Document Search: Search for Unstructured Data
Yext Search can search unstructured data to identify the most relevant documents. With Document Search (also known as Extractive QA), you can crawl, index, and search through blog posts, help articles, and product manuals and extract relevant snippets that answer the query posed.
To learn more about searching unstructured data, check out our algo pages on Yext.com.
Putting it all together, here are the three Search algorithms for the three data types in a Knowledge Graph:
- Structured Knowledge Graph Data -> Named Entity Recognition Algorithm
- Semi-Structured FAQs and Help Article Names -> Semantic Text Search Algorithm
- Unstructured Data -> Document Search Algorithm
Indexing the Knowledge Graph
In order to surface Knowledge Graph results for a query, that content must be indexed in order to match query intent with the corresponding data. Note that this is not a simple index of links from keywords; rather, we are indexing the content associated with each entity in a way that we can specifically search on those attributes.
All entities, fields, and field values in your Knowledge Graph will be stored in this index. Any updates made to the Knowledge Graph will trigger indexing and be updated in near-real time.
Where do the results data come from?
The majority of our vertical experiences will be powered through Knowledge Graph. With the Knowledge Graph as the primary source of information, we can:
- Define discrete fields that can be searched & how they are searched (backend)
- Structure the data for the results card (frontend)
However, we do have the ability to integrate with a third party to return content such as the link results, which we don’t want to store in the Knowledge Graph. We have a few pre-built integrations for Third Party Verticals we can offer to our clients. You can see a list of the built-in Third Party Verticals we offer in the Search Overview module.

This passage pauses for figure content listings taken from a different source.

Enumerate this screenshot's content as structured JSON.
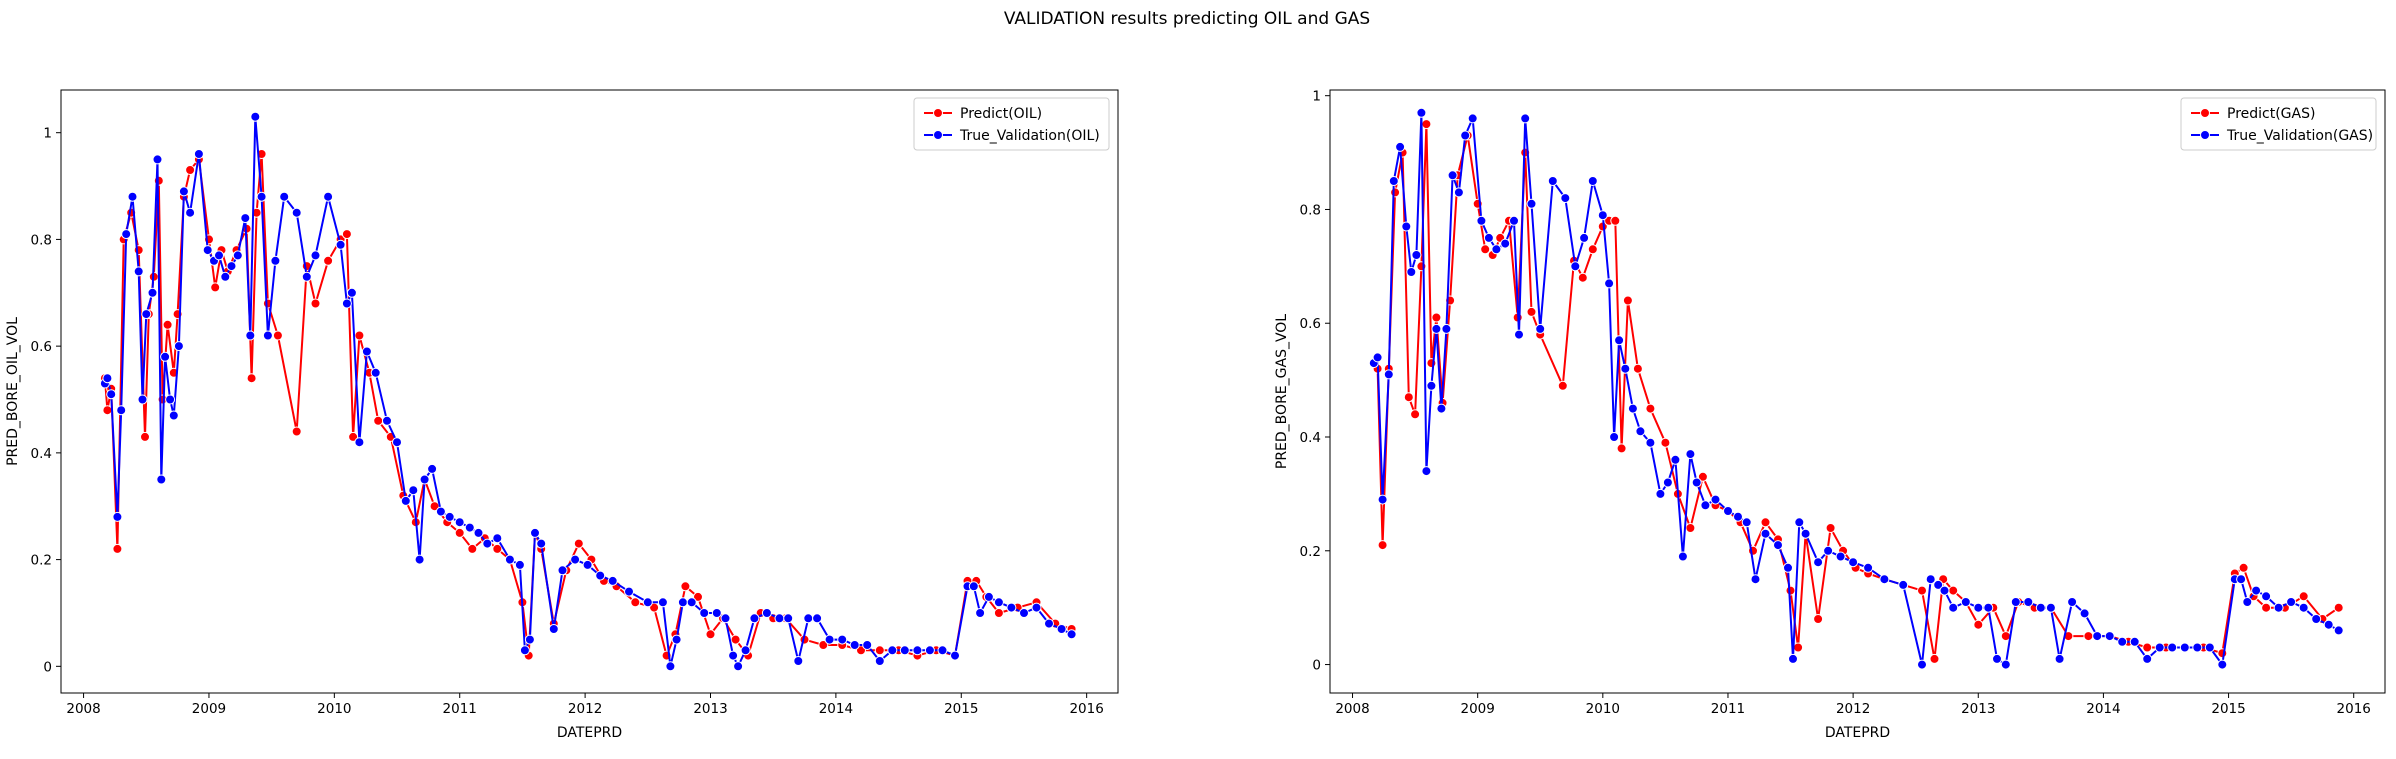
{
  "figure": {
    "title": "VALIDATION results predicting OIL and GAS"
  },
  "colors": {
    "predict": "#ff0000",
    "true_validation": "#0000ff",
    "marker_edge": "#ffffff",
    "axes": "#000000"
  },
  "chart_data": [
    {
      "type": "line",
      "xlabel": "DATEPRD",
      "ylabel": "PRED_BORE_OIL_VOL",
      "xlim": [
        2007.82,
        2016.25
      ],
      "ylim": [
        -0.05,
        1.08
      ],
      "xticks": [
        2008,
        2009,
        2010,
        2011,
        2012,
        2013,
        2014,
        2015,
        2016
      ],
      "yticks": [
        0.0,
        0.2,
        0.4,
        0.6,
        0.8,
        1.0
      ],
      "legend": "upper-right",
      "grid": false,
      "series": [
        {
          "name": "Predict(OIL)",
          "color": "#ff0000",
          "x": [
            2008.17,
            2008.19,
            2008.22,
            2008.27,
            2008.32,
            2008.38,
            2008.44,
            2008.49,
            2008.52,
            2008.56,
            2008.6,
            2008.63,
            2008.67,
            2008.72,
            2008.75,
            2008.8,
            2008.85,
            2008.92,
            2009.0,
            2009.05,
            2009.1,
            2009.15,
            2009.22,
            2009.3,
            2009.34,
            2009.38,
            2009.42,
            2009.47,
            2009.55,
            2009.7,
            2009.78,
            2009.85,
            2009.95,
            2010.05,
            2010.1,
            2010.15,
            2010.2,
            2010.28,
            2010.35,
            2010.45,
            2010.55,
            2010.65,
            2010.72,
            2010.8,
            2010.9,
            2011.0,
            2011.1,
            2011.2,
            2011.3,
            2011.4,
            2011.5,
            2011.55,
            2011.6,
            2011.65,
            2011.75,
            2011.85,
            2011.95,
            2012.05,
            2012.15,
            2012.25,
            2012.4,
            2012.55,
            2012.65,
            2012.72,
            2012.8,
            2012.9,
            2013.0,
            2013.1,
            2013.2,
            2013.3,
            2013.4,
            2013.5,
            2013.6,
            2013.75,
            2013.9,
            2014.05,
            2014.2,
            2014.35,
            2014.5,
            2014.65,
            2014.8,
            2014.95,
            2015.05,
            2015.12,
            2015.2,
            2015.3,
            2015.45,
            2015.6,
            2015.75,
            2015.88
          ],
          "y": [
            0.54,
            0.48,
            0.52,
            0.22,
            0.8,
            0.85,
            0.78,
            0.43,
            0.66,
            0.73,
            0.91,
            0.5,
            0.64,
            0.55,
            0.66,
            0.88,
            0.93,
            0.95,
            0.8,
            0.71,
            0.78,
            0.74,
            0.78,
            0.82,
            0.54,
            0.85,
            0.96,
            0.68,
            0.62,
            0.44,
            0.75,
            0.68,
            0.76,
            0.8,
            0.81,
            0.43,
            0.62,
            0.55,
            0.46,
            0.43,
            0.32,
            0.27,
            0.35,
            0.3,
            0.27,
            0.25,
            0.22,
            0.24,
            0.22,
            0.2,
            0.12,
            0.02,
            0.25,
            0.22,
            0.08,
            0.18,
            0.23,
            0.2,
            0.16,
            0.15,
            0.12,
            0.11,
            0.02,
            0.06,
            0.15,
            0.13,
            0.06,
            0.09,
            0.05,
            0.02,
            0.1,
            0.09,
            0.09,
            0.05,
            0.04,
            0.04,
            0.03,
            0.03,
            0.03,
            0.02,
            0.03,
            0.02,
            0.16,
            0.16,
            0.13,
            0.1,
            0.11,
            0.12,
            0.08,
            0.07
          ]
        },
        {
          "name": "True_Validation(OIL)",
          "color": "#0000ff",
          "x": [
            2008.17,
            2008.19,
            2008.22,
            2008.27,
            2008.3,
            2008.34,
            2008.39,
            2008.44,
            2008.47,
            2008.5,
            2008.55,
            2008.59,
            2008.62,
            2008.65,
            2008.69,
            2008.72,
            2008.76,
            2008.8,
            2008.85,
            2008.92,
            2008.99,
            2009.04,
            2009.08,
            2009.13,
            2009.18,
            2009.23,
            2009.29,
            2009.33,
            2009.37,
            2009.42,
            2009.47,
            2009.53,
            2009.6,
            2009.7,
            2009.78,
            2009.85,
            2009.95,
            2010.05,
            2010.1,
            2010.14,
            2010.2,
            2010.26,
            2010.33,
            2010.42,
            2010.5,
            2010.57,
            2010.63,
            2010.68,
            2010.72,
            2010.78,
            2010.85,
            2010.92,
            2011.0,
            2011.08,
            2011.15,
            2011.22,
            2011.3,
            2011.4,
            2011.48,
            2011.52,
            2011.56,
            2011.6,
            2011.65,
            2011.75,
            2011.82,
            2011.92,
            2012.02,
            2012.12,
            2012.22,
            2012.35,
            2012.5,
            2012.62,
            2012.68,
            2012.73,
            2012.78,
            2012.85,
            2012.95,
            2013.05,
            2013.12,
            2013.18,
            2013.22,
            2013.28,
            2013.35,
            2013.45,
            2013.55,
            2013.62,
            2013.7,
            2013.78,
            2013.85,
            2013.95,
            2014.05,
            2014.15,
            2014.25,
            2014.35,
            2014.45,
            2014.55,
            2014.65,
            2014.75,
            2014.85,
            2014.95,
            2015.05,
            2015.1,
            2015.15,
            2015.22,
            2015.3,
            2015.4,
            2015.5,
            2015.6,
            2015.7,
            2015.8,
            2015.88
          ],
          "y": [
            0.53,
            0.54,
            0.51,
            0.28,
            0.48,
            0.81,
            0.88,
            0.74,
            0.5,
            0.66,
            0.7,
            0.95,
            0.35,
            0.58,
            0.5,
            0.47,
            0.6,
            0.89,
            0.85,
            0.96,
            0.78,
            0.76,
            0.77,
            0.73,
            0.75,
            0.77,
            0.84,
            0.62,
            1.03,
            0.88,
            0.62,
            0.76,
            0.88,
            0.85,
            0.73,
            0.77,
            0.88,
            0.79,
            0.68,
            0.7,
            0.42,
            0.59,
            0.55,
            0.46,
            0.42,
            0.31,
            0.33,
            0.2,
            0.35,
            0.37,
            0.29,
            0.28,
            0.27,
            0.26,
            0.25,
            0.23,
            0.24,
            0.2,
            0.19,
            0.03,
            0.05,
            0.25,
            0.23,
            0.07,
            0.18,
            0.2,
            0.19,
            0.17,
            0.16,
            0.14,
            0.12,
            0.12,
            0.0,
            0.05,
            0.12,
            0.12,
            0.1,
            0.1,
            0.09,
            0.02,
            0.0,
            0.03,
            0.09,
            0.1,
            0.09,
            0.09,
            0.01,
            0.09,
            0.09,
            0.05,
            0.05,
            0.04,
            0.04,
            0.01,
            0.03,
            0.03,
            0.03,
            0.03,
            0.03,
            0.02,
            0.15,
            0.15,
            0.1,
            0.13,
            0.12,
            0.11,
            0.1,
            0.11,
            0.08,
            0.07,
            0.06
          ]
        }
      ]
    },
    {
      "type": "line",
      "xlabel": "DATEPRD",
      "ylabel": "PRED_BORE_GAS_VOL",
      "xlim": [
        2007.82,
        2016.25
      ],
      "ylim": [
        -0.05,
        1.01
      ],
      "xticks": [
        2008,
        2009,
        2010,
        2011,
        2012,
        2013,
        2014,
        2015,
        2016
      ],
      "yticks": [
        0.0,
        0.2,
        0.4,
        0.6,
        0.8,
        1.0
      ],
      "legend": "upper-right",
      "grid": false,
      "series": [
        {
          "name": "Predict(GAS)",
          "color": "#ff0000",
          "x": [
            2008.17,
            2008.2,
            2008.24,
            2008.29,
            2008.34,
            2008.4,
            2008.45,
            2008.5,
            2008.55,
            2008.59,
            2008.63,
            2008.67,
            2008.72,
            2008.78,
            2008.84,
            2008.92,
            2009.0,
            2009.06,
            2009.12,
            2009.18,
            2009.25,
            2009.32,
            2009.38,
            2009.43,
            2009.5,
            2009.68,
            2009.77,
            2009.84,
            2009.92,
            2010.0,
            2010.05,
            2010.1,
            2010.15,
            2010.2,
            2010.28,
            2010.38,
            2010.5,
            2010.6,
            2010.7,
            2010.8,
            2010.9,
            2011.0,
            2011.1,
            2011.2,
            2011.3,
            2011.4,
            2011.5,
            2011.56,
            2011.62,
            2011.72,
            2011.82,
            2011.92,
            2012.02,
            2012.12,
            2012.25,
            2012.4,
            2012.55,
            2012.65,
            2012.72,
            2012.8,
            2012.9,
            2013.0,
            2013.12,
            2013.22,
            2013.32,
            2013.45,
            2013.58,
            2013.72,
            2013.88,
            2014.05,
            2014.2,
            2014.35,
            2014.5,
            2014.65,
            2014.8,
            2014.95,
            2015.05,
            2015.12,
            2015.2,
            2015.3,
            2015.45,
            2015.6,
            2015.75,
            2015.88
          ],
          "y": [
            0.53,
            0.52,
            0.21,
            0.52,
            0.83,
            0.9,
            0.47,
            0.44,
            0.7,
            0.95,
            0.53,
            0.61,
            0.46,
            0.64,
            0.86,
            0.93,
            0.81,
            0.73,
            0.72,
            0.75,
            0.78,
            0.61,
            0.9,
            0.62,
            0.58,
            0.49,
            0.71,
            0.68,
            0.73,
            0.77,
            0.78,
            0.78,
            0.38,
            0.64,
            0.52,
            0.45,
            0.39,
            0.3,
            0.24,
            0.33,
            0.28,
            0.27,
            0.25,
            0.2,
            0.25,
            0.22,
            0.13,
            0.03,
            0.23,
            0.08,
            0.24,
            0.2,
            0.17,
            0.16,
            0.15,
            0.14,
            0.13,
            0.01,
            0.15,
            0.13,
            0.11,
            0.07,
            0.1,
            0.05,
            0.11,
            0.1,
            0.1,
            0.05,
            0.05,
            0.05,
            0.04,
            0.03,
            0.03,
            0.03,
            0.03,
            0.02,
            0.16,
            0.17,
            0.12,
            0.1,
            0.1,
            0.12,
            0.08,
            0.1
          ]
        },
        {
          "name": "True_Validation(GAS)",
          "color": "#0000ff",
          "x": [
            2008.17,
            2008.2,
            2008.24,
            2008.29,
            2008.33,
            2008.38,
            2008.43,
            2008.47,
            2008.51,
            2008.55,
            2008.59,
            2008.63,
            2008.67,
            2008.71,
            2008.75,
            2008.8,
            2008.85,
            2008.9,
            2008.96,
            2009.03,
            2009.09,
            2009.15,
            2009.22,
            2009.29,
            2009.33,
            2009.38,
            2009.43,
            2009.5,
            2009.6,
            2009.7,
            2009.78,
            2009.85,
            2009.92,
            2010.0,
            2010.05,
            2010.09,
            2010.13,
            2010.18,
            2010.24,
            2010.3,
            2010.38,
            2010.46,
            2010.52,
            2010.58,
            2010.64,
            2010.7,
            2010.75,
            2010.82,
            2010.9,
            2011.0,
            2011.08,
            2011.15,
            2011.22,
            2011.3,
            2011.4,
            2011.48,
            2011.52,
            2011.57,
            2011.62,
            2011.72,
            2011.8,
            2011.9,
            2012.0,
            2012.12,
            2012.25,
            2012.4,
            2012.55,
            2012.62,
            2012.68,
            2012.73,
            2012.8,
            2012.9,
            2013.0,
            2013.08,
            2013.15,
            2013.22,
            2013.3,
            2013.4,
            2013.5,
            2013.58,
            2013.65,
            2013.75,
            2013.85,
            2013.95,
            2014.05,
            2014.15,
            2014.25,
            2014.35,
            2014.45,
            2014.55,
            2014.65,
            2014.75,
            2014.85,
            2014.95,
            2015.05,
            2015.1,
            2015.15,
            2015.22,
            2015.3,
            2015.4,
            2015.5,
            2015.6,
            2015.7,
            2015.8,
            2015.88
          ],
          "y": [
            0.53,
            0.54,
            0.29,
            0.51,
            0.85,
            0.91,
            0.77,
            0.69,
            0.72,
            0.97,
            0.34,
            0.49,
            0.59,
            0.45,
            0.59,
            0.86,
            0.83,
            0.93,
            0.96,
            0.78,
            0.75,
            0.73,
            0.74,
            0.78,
            0.58,
            0.96,
            0.81,
            0.59,
            0.85,
            0.82,
            0.7,
            0.75,
            0.85,
            0.79,
            0.67,
            0.4,
            0.57,
            0.52,
            0.45,
            0.41,
            0.39,
            0.3,
            0.32,
            0.36,
            0.19,
            0.37,
            0.32,
            0.28,
            0.29,
            0.27,
            0.26,
            0.25,
            0.15,
            0.23,
            0.21,
            0.17,
            0.01,
            0.25,
            0.23,
            0.18,
            0.2,
            0.19,
            0.18,
            0.17,
            0.15,
            0.14,
            0.0,
            0.15,
            0.14,
            0.13,
            0.1,
            0.11,
            0.1,
            0.1,
            0.01,
            0.0,
            0.11,
            0.11,
            0.1,
            0.1,
            0.01,
            0.11,
            0.09,
            0.05,
            0.05,
            0.04,
            0.04,
            0.01,
            0.03,
            0.03,
            0.03,
            0.03,
            0.03,
            0.0,
            0.15,
            0.15,
            0.11,
            0.13,
            0.12,
            0.1,
            0.11,
            0.1,
            0.08,
            0.07,
            0.06
          ]
        }
      ]
    }
  ]
}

You also have the option to build your own custom Third Party Vertical. All we need is an API endpoint that accepts a query and returns a list of results. We send the raw query itself entered by the user, and render the results as they’re returned from the third party endpoint.
In summary - for Knowledge Graph Verticals, Yext Search determines the results based on the Search configuration. For Third Party Verticals, the third party provider decides the results.
What’s Controlled By the Algorithms Besides Results?
You may think that the only thing the algorithms impact are the results that are returned after a user submits a query. However, there are a few other helpful components controlled by the algorithms you should know about!
You already learned about how these results are determined and returned in the Query Suggestions module. Every time you interact with an Yext Search search bar, a request is sent to the Search API.
When you first click into a search bar, an empty request is sent, and the API returns hardcoded prompts. As a user starts typing, we will see queries that begin with the search term entered, known as our popular queries.
For a given query, the Search API is able to return spellcheck corrections to your query. Clicking on the suggestion re-runs the search with that spelling.
Each client has a separate spellchecking dictionary made up of:
- A generic dictionary for the supported language
- Historical Search Queries
- Content in the Knowledge Graph
You can train the algorithm’s spell checking per experience in Experience Training (Search > All Search Experiences > View Experience > Spell Checking). On this screen, you can accept or reject any corrections applied by the algorithm. If you reject a correction, the algorithm will no longer apply that correction for a given search term for your experience.